Rajeev Joseph Sebastian rajeev_jsv at dinamis.com
Mon Dec 5 18:34:02 EST 2005

On Tuesday 06 December 2005 03:57, Andy Robinson wrote:
> I think there's one more issue before going with PyQT.  We've never had
> a flame war yet on this list but who knows, maybe this will start one :-)
> It is available under a GPL and a commercial license.  This is
> very different to the ReportLab library so far.  So a PyQT GUI would
> have to be very carefully separated from our library itself to
> avoid 'GPL infection'.
Hmm, yes, careful thought and organization is needed on that one. I don't 
think there will be any such GPL infection. As far as I know, the BSD license 
is compatible with GPL, and so, may be used in GPL programs without a change 
in licensing (atleast for the "modified" BSD license mention on the FSF 
Licenses page). Then again, I might be wrong on this.
> GPL has turned out to be quite 'good for business' for TrollTech,
> BerkeleyDB  and MySQL.  This is because anyone who wants to embed it in
> a closed source product has to negotiate a license - and enough people
> want to use databases and GUI toolkits in their apps.  Other companies
> giving stuff away more liberally have often struggled and ended up
> as little more than support operations.

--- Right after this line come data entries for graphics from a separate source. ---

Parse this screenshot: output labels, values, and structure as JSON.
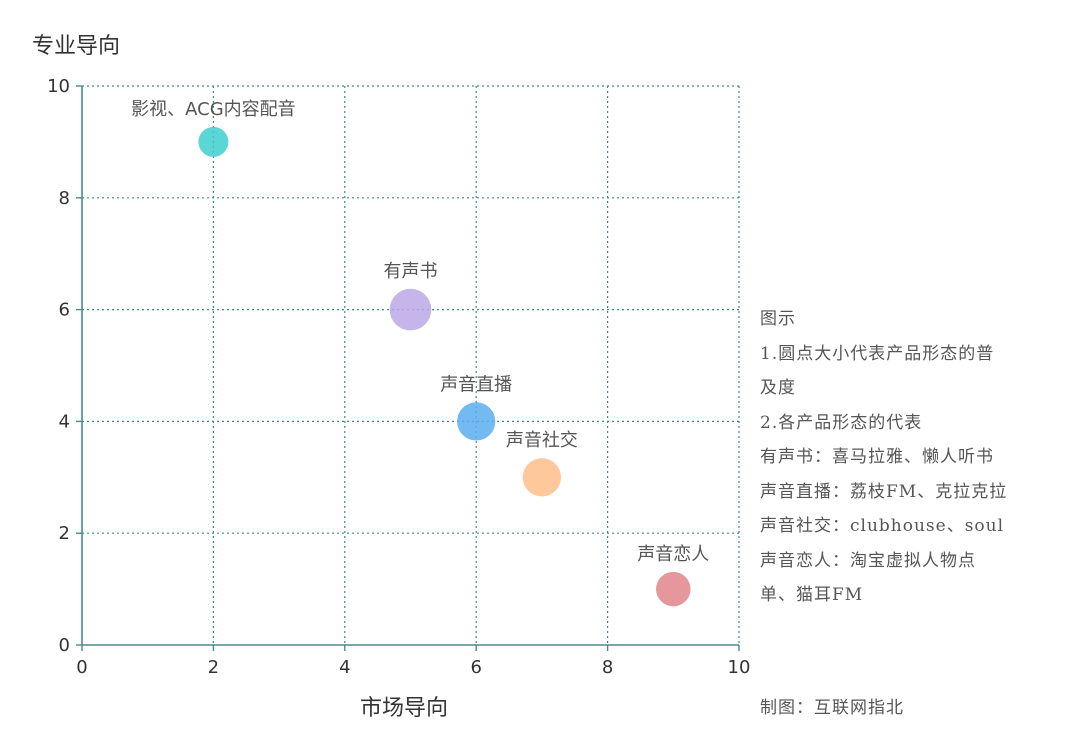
{
  "chart_data": {
    "type": "scatter",
    "title": "",
    "xlabel": "市场导向",
    "ylabel": "专业导向",
    "xlim": [
      0,
      10
    ],
    "ylim": [
      0,
      10
    ],
    "x_ticks": [
      "0",
      "2",
      "4",
      "6",
      "8",
      "10"
    ],
    "y_ticks": [
      "0",
      "2",
      "4",
      "6",
      "8",
      "10"
    ],
    "grid": true,
    "points": [
      {
        "label": "影视、ACG内容配音",
        "x": 2,
        "y": 9,
        "size": 1,
        "color": "#3ecfcf"
      },
      {
        "label": "有声书",
        "x": 5,
        "y": 6,
        "size": 2.5,
        "color": "#bba8e6"
      },
      {
        "label": "声音直播",
        "x": 6,
        "y": 4,
        "size": 2,
        "color": "#5aaef0"
      },
      {
        "label": "声音社交",
        "x": 7,
        "y": 3,
        "size": 2,
        "color": "#ffbe8a"
      },
      {
        "label": "声音恋人",
        "x": 9,
        "y": 1,
        "size": 1.5,
        "color": "#e0858a"
      }
    ]
  },
  "legend": {
    "title": "图示",
    "lines": [
      "1.圆点大小代表产品形态的普",
      "及度",
      "2.各产品形态的代表",
      "有声书：喜马拉雅、懒人听书",
      "声音直播：荔枝FM、克拉克拉",
      "声音社交：clubhouse、soul",
      "声音恋人：淘宝虚拟人物点",
      "单、猫耳FM"
    ]
  },
  "credit": "制图：互联网指北",
  "colors": {
    "axis": "#4a8a8f",
    "grid": "#3e8a86",
    "text": "#333333"
  }
}
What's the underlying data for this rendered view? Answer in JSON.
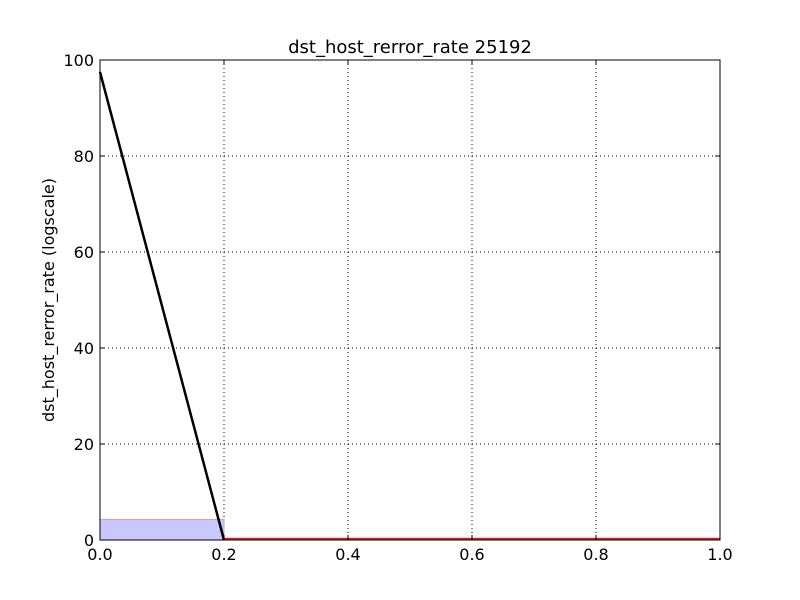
{
  "chart_data": {
    "type": "line",
    "title": "dst_host_rerror_rate 25192",
    "xlabel": "",
    "ylabel": "dst_host_rerror_rate (logscale)",
    "xlim": [
      0.0,
      1.0
    ],
    "ylim": [
      0,
      100
    ],
    "x_ticks": [
      "0.0",
      "0.2",
      "0.4",
      "0.6",
      "0.8",
      "1.0"
    ],
    "y_ticks": [
      "0",
      "20",
      "40",
      "60",
      "80",
      "100"
    ],
    "grid": true,
    "series": [
      {
        "kind": "line",
        "color": "#000000",
        "points": [
          [
            0.0,
            97.5
          ],
          [
            0.2,
            0.0
          ]
        ]
      },
      {
        "kind": "line",
        "color": "#d62728",
        "points": [
          [
            0.2,
            0.2
          ],
          [
            1.0,
            0.2
          ]
        ]
      }
    ],
    "bars": [
      {
        "x0": 0.0,
        "x1": 0.2,
        "value": 4.3,
        "fill": "#c8c8ff",
        "edge": "#c8a8a8"
      }
    ]
  }
}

> So, one possibility is that we start a new 'reportlab2' package
> under GPL, with a graphical designer to go with it; and that we could
> then release more of our proprietary software like elements
> of RML and PageCatcher, offering much higher productivity.  This would
> provide an open source document framework which was easy to use, and
> easy to embed.  A market for embedding would incentivize us strongly to
> produce a packaged, easy-to-deploy library edition, rather than our
> current focus on enterprise solutions which tends to leave open source
> features undocumented :-(.  And if it did well then anyone maintaining a
> graphical editor would have a route to sell that too and thus to invest
> more time in it; I know of several specialist areas where it could be
> customised easily for a vertical market.
> On the other hand, this is not the way major Python libraries have
> worked in the past.  I have long liked the ability to just use code
> anywhere.
> How would people feel if the existing code base stayed available as it
> was, but a new version came out under GPL with a lot more functionality?
> I cannot promise this is likely, and it wouldn't be a community
> decision, but it would be interesting to get peoples' reactions...
I for one would welcome such a move (seeing the "lot more functionality" ;) ). 
It may also help you financially, as you had mentioned in the case of 
Trolltech, etc. As others had mentioned, a library of this sort is ripe for 
embedding in business applications/servers.